18. The method of claim 17, wherein:

the user request comprises a request to generate an image containing one or more specified contents, the one or more specified contents associated with one or more of the multiple previous concepts learned by the trained machine learning model;

the one or more customized tokens are associated with the one or more of the multiple previous concepts learned by the trained machine learning model; and

the method further comprises generating a new customized token for each of the one or more new concepts.

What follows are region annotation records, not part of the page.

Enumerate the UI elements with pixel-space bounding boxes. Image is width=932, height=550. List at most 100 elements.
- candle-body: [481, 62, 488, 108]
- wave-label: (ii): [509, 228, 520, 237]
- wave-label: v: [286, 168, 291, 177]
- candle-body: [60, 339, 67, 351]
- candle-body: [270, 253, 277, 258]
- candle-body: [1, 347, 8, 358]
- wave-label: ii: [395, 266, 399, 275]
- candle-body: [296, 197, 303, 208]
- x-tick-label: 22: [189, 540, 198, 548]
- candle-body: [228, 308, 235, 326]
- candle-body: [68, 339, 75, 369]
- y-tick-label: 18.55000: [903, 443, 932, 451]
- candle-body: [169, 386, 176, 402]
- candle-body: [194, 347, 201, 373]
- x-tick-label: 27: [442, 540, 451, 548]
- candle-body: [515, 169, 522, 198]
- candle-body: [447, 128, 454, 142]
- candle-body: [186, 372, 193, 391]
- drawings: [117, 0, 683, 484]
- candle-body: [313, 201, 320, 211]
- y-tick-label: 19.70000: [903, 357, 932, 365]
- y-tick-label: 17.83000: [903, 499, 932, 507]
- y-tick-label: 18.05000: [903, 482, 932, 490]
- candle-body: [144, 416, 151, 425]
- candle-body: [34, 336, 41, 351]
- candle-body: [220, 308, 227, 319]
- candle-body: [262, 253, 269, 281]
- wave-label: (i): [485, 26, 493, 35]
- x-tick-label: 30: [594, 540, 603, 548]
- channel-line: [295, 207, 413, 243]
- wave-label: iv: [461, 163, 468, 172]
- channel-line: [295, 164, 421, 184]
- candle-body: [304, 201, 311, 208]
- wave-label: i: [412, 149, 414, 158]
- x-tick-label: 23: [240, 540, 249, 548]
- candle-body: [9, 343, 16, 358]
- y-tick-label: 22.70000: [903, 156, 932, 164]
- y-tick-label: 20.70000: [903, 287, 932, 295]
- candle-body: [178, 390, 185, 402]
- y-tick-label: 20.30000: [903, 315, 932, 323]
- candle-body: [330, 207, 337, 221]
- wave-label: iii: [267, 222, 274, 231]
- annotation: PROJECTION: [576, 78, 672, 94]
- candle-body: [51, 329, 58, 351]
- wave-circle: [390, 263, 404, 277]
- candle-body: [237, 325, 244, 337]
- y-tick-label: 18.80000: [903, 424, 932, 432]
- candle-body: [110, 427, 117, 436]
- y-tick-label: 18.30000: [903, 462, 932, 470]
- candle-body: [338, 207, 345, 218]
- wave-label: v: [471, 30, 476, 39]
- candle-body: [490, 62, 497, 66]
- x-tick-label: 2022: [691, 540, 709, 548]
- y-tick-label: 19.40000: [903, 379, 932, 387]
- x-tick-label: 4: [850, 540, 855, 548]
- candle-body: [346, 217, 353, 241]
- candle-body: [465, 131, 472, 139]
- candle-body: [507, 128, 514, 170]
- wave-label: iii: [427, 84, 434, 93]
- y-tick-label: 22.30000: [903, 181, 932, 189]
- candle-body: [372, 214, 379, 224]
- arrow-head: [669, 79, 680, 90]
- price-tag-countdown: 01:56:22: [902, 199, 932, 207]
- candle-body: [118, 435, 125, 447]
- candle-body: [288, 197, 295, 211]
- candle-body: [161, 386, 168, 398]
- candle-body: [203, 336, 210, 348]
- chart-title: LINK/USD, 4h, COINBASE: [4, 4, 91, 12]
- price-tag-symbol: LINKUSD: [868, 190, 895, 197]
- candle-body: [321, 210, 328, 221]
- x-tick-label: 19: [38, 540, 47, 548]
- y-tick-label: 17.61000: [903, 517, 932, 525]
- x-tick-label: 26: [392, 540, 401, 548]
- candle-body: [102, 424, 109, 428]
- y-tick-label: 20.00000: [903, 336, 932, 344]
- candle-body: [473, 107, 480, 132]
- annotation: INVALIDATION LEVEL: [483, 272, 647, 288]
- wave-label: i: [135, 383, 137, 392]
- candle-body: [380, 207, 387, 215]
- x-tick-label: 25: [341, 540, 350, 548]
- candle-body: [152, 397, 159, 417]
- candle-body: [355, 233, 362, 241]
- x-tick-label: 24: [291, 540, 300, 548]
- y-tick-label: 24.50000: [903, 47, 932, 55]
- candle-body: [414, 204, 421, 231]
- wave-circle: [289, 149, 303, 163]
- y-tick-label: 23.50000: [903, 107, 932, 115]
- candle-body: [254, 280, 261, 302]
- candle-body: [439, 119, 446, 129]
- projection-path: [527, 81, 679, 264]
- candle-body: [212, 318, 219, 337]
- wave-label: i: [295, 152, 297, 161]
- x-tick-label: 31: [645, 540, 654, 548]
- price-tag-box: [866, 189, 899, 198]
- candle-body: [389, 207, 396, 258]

19. The method of claim 17, further comprising, for each of the one or more new concepts:

obtaining, using the at least one processing device, additional data associated with the new concept for the trained machine learning model;

generating, using the at least one processing device, one or more additional weight deltas based on the additional data; and

identifying, using the at least one processing device, updated weights for the trained machine learning model based on initial weights of the trained machine learning model, one or more previous weight deltas associated with at least one of the multiple previous concepts, and the one or more additional weight deltas.

20. The method of claim 19, further comprising:

deleting the additional data from the electronic device after the one or more additional weight deltas are generated.